Using 193nm immersion lithography, imec achieved the lowest propagation loss ever reported in silicon wire waveguides, and succeeded in patterning simpler and more efficient fiber couplers. Imec’s achievement is an important step in bringing Si photonics technology in line with CMOS industry standards.
Imec’s industrial affiliation program on optical I/O explores the use of photonics solutions for realizing high-bandwidth I/O in high performance computing systems. The program is developing Si photonics processes, devices and circuits using state-of-the-art CMOS fabrication processes. Until now, many nanophotonics components have only been demonstrated using lab-scale techniques such as e-beam lithography. Imec succeeded to demonstrate functional Si nanophotonics devices on industry-compatible 300mm wafers using 193nm immersion lithography and 28nm CMOS processes. This achievement is crucial in bringing Si photonics technology to CMOS industry adoption.
The optical waveguides on 300mm wafers have a very low propagation loss well below 1dB/cm. Moreover, imec patterned sub-wavelength features and demonstrated optical fiber-chip couplers using 193nm immersion lithography. By applying 193nm immersion lithography for patterning waveguides as well as fiber couplers, imec eliminated one patterning step in the processing of photonics devices. This resulted in a significant reduction of the processing cost. By demonstrating low phase errors on 450nm arrayed waveguide gratings, imec’s patterning platform using 45nm mask technology and 193nm immersion lithography has proved it can yield a very uniform waveguide width within a device.

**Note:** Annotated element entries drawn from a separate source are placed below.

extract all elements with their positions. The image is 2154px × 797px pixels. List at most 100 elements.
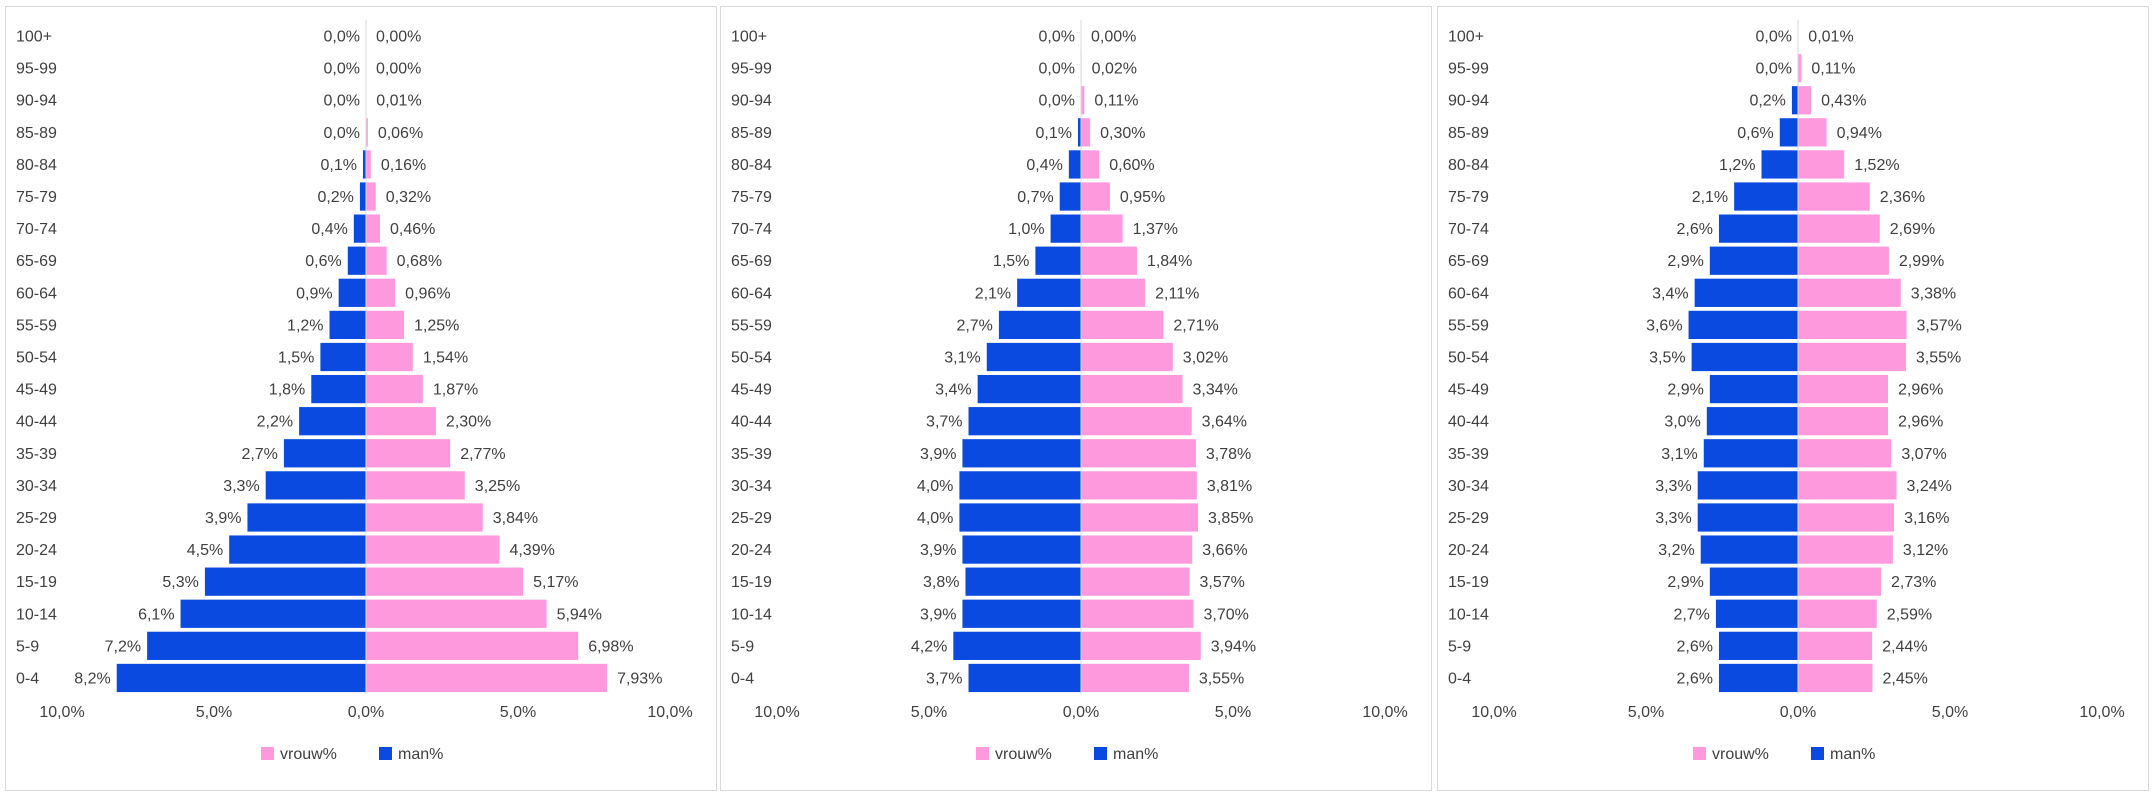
bar-man xyxy=(962,599,1081,628)
category-label: 45-49 xyxy=(1448,382,1489,399)
bar-man xyxy=(1694,278,1798,307)
data-label-man: 3,7% xyxy=(926,670,962,687)
legend-swatch-vrouw xyxy=(261,747,274,760)
data-label-vrouw: 3,94% xyxy=(1211,638,1256,655)
category-label: 80-84 xyxy=(731,157,772,174)
bar-man xyxy=(1068,150,1081,179)
data-label-vrouw: 6,98% xyxy=(588,638,633,655)
pyramid-chart-2: 0-4 3,7% 3,55% 5-9 4,2% 3,94% 10-14 3,9% 3,70% 15… xyxy=(731,20,1408,763)
data-label-man: 2,6% xyxy=(1676,670,1712,687)
category-label: 70-74 xyxy=(731,221,772,238)
data-label-man: 4,2% xyxy=(911,638,947,655)
pyramid-chart-1: 0-4 8,2% 7,93% 5-9 7,2% 6,98% 10-14 6,1% 5,94% 15… xyxy=(16,20,693,763)
data-label-man: 1,2% xyxy=(1719,157,1755,174)
bar-vrouw xyxy=(1081,246,1137,275)
data-label-man: 2,6% xyxy=(1676,638,1712,655)
bar-vrouw xyxy=(1798,535,1893,564)
data-label-man: 0,2% xyxy=(317,189,353,206)
data-label-vrouw: 0,16% xyxy=(381,157,426,174)
data-label-vrouw: 3,38% xyxy=(1911,285,1956,302)
category-label: 20-24 xyxy=(731,542,772,559)
data-label-man: 1,2% xyxy=(287,317,323,334)
bar-man xyxy=(1718,663,1798,693)
category-label: 25-29 xyxy=(16,510,57,527)
bar-vrouw xyxy=(1798,631,1873,660)
category-label: 40-44 xyxy=(731,414,772,431)
category-label: 10-14 xyxy=(1448,606,1489,623)
category-label: 25-29 xyxy=(731,510,772,527)
data-label-man: 4,5% xyxy=(187,542,223,559)
data-label-vrouw: 0,43% xyxy=(1821,93,1866,110)
data-label-vrouw: 2,96% xyxy=(1898,382,1943,399)
category-label: 10-14 xyxy=(731,606,772,623)
legend-label-man: man% xyxy=(1830,746,1875,763)
data-label-man: 3,9% xyxy=(920,542,956,559)
category-label: 85-89 xyxy=(731,125,772,142)
bar-man xyxy=(204,567,366,596)
data-label-man: 4,0% xyxy=(917,478,953,495)
bar-vrouw xyxy=(366,535,500,564)
category-label: 25-29 xyxy=(1448,510,1489,527)
data-label-man: 3,3% xyxy=(1655,510,1691,527)
data-label-vrouw: 0,32% xyxy=(386,189,431,206)
data-label-man: 3,3% xyxy=(223,478,259,495)
bar-vrouw xyxy=(1081,631,1201,660)
bar-vrouw xyxy=(1081,150,1100,179)
data-label-man: 2,6% xyxy=(1676,221,1712,238)
x-tick-label: 5,0% xyxy=(1628,704,1664,721)
data-label-man: 2,7% xyxy=(1673,606,1709,623)
bar-vrouw xyxy=(366,567,524,596)
bar-vrouw xyxy=(1081,439,1196,468)
bar-man xyxy=(1059,182,1081,211)
bar-man xyxy=(1077,118,1081,147)
data-label-man: 3,0% xyxy=(1664,414,1700,431)
bar-man xyxy=(1718,631,1798,660)
data-label-man: 2,9% xyxy=(1667,382,1703,399)
category-label: 10-14 xyxy=(16,606,57,623)
data-label-man: 2,9% xyxy=(1667,574,1703,591)
category-label: 65-69 xyxy=(731,253,772,270)
category-label: 35-39 xyxy=(16,446,57,463)
category-label: 55-59 xyxy=(16,317,57,334)
data-label-vrouw: 0,60% xyxy=(1109,157,1154,174)
category-label: 75-79 xyxy=(1448,189,1489,206)
pyramid-panel-1: 0-4 8,2% 7,93% 5-9 7,2% 6,98% 10-14 6,1% 5,94% 15… xyxy=(5,6,717,791)
x-tick-label: 10,0% xyxy=(39,704,84,721)
category-label: 90-94 xyxy=(16,93,57,110)
bar-vrouw xyxy=(1081,118,1091,147)
x-tick-label: 5,0% xyxy=(500,704,536,721)
category-label: 30-34 xyxy=(1448,478,1489,495)
data-label-man: 0,1% xyxy=(320,157,356,174)
bar-vrouw xyxy=(366,118,368,147)
category-label: 100+ xyxy=(16,29,52,46)
bar-vrouw xyxy=(1081,535,1193,564)
bar-man xyxy=(1709,374,1798,404)
bar-man xyxy=(1791,86,1798,115)
bar-man xyxy=(986,342,1081,372)
bar-vrouw xyxy=(366,407,436,436)
data-label-man: 3,9% xyxy=(920,446,956,463)
data-label-vrouw: 7,93% xyxy=(617,670,662,687)
data-label-vrouw: 3,78% xyxy=(1206,446,1251,463)
category-label: 30-34 xyxy=(16,478,57,495)
bar-man xyxy=(338,278,366,307)
data-label-vrouw: 3,84% xyxy=(493,510,538,527)
data-label-man: 1,5% xyxy=(278,350,314,367)
category-label: 50-54 xyxy=(16,350,57,367)
data-label-man: 3,5% xyxy=(1649,350,1685,367)
data-label-man: 0,0% xyxy=(324,29,360,46)
bar-man xyxy=(1703,439,1798,468)
bar-vrouw xyxy=(1081,567,1190,596)
bar-man xyxy=(1050,214,1081,243)
data-label-man: 0,0% xyxy=(324,93,360,110)
bar-vrouw xyxy=(366,150,371,179)
bar-man xyxy=(1697,503,1798,532)
bar-man xyxy=(1035,246,1081,275)
data-label-vrouw: 3,24% xyxy=(1906,478,1951,495)
bar-vrouw xyxy=(1798,599,1877,628)
category-label: 0-4 xyxy=(731,670,754,687)
data-label-man: 3,3% xyxy=(1655,478,1691,495)
data-label-vrouw: 0,94% xyxy=(1837,125,1882,142)
bar-vrouw xyxy=(1081,503,1199,532)
category-label: 85-89 xyxy=(16,125,57,142)
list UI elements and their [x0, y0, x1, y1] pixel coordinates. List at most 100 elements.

“Imec’s results are an important step in bringing Si photonics technology in line with CMOS industry standards,” said Philippe Absil, Director of the optical I/O program at imec. “Our achievement with 193nm immersion lithography and 28nm CMOS processes on 300mm wafers is an important step in Si photonics development to demonstrate the manufacturability of highly integrated components. Possible applications are next-generation short-reach interconnects, which we expect to go into manufacturing by 2015.”
These results were obtained in cooperation with INTEC, imec’s associated lab at the Ghent University, and with imec’s key partners in its core CMOS programs Globalfoundries, INTEL, Micron, Panasonic, Samsung, TSMC, Elpida, SK Hynix, Fujitsu, Toshiba/Sandisk, and Sony.
Imec (imec.be) performs world-leading research in nanoelectronics. Imec leverages its scientific knowledge with the innovative power of its global partnerships in ICT, healthcare and energy. Imec delivers industry-relevant technology solutions. In a unique high-tech environment, its international top talent is committed to providing the building blocks for a better life in a sustainable society. Imec is headquartered in Leuven, Belgium, and has offices in Belgium, the Netherlands, Taiwan, US, China, India and Japan. Its staff of close to 2,000 people includes more than 600 industrial residents and guest researchers. In 2011, imec's revenue (P&L) was about 300 million euro.
Imec is a registered trademark for the activities of IMEC International (a legal entity set up under Belgian law as a "stichting van openbaar nut”), imec Belgium (IMEC vzw supported by the Flemish Government), imec the Netherlands (Stichting IMEC Nederland, part of Holst Centre which is supported by the Dutch Government), imec Taiwan (IMEC Taiwan Co.) and imec China (IMEC Microelectronics (Shangai) Co. Ltd.) and imec India (Imec India Private Limited).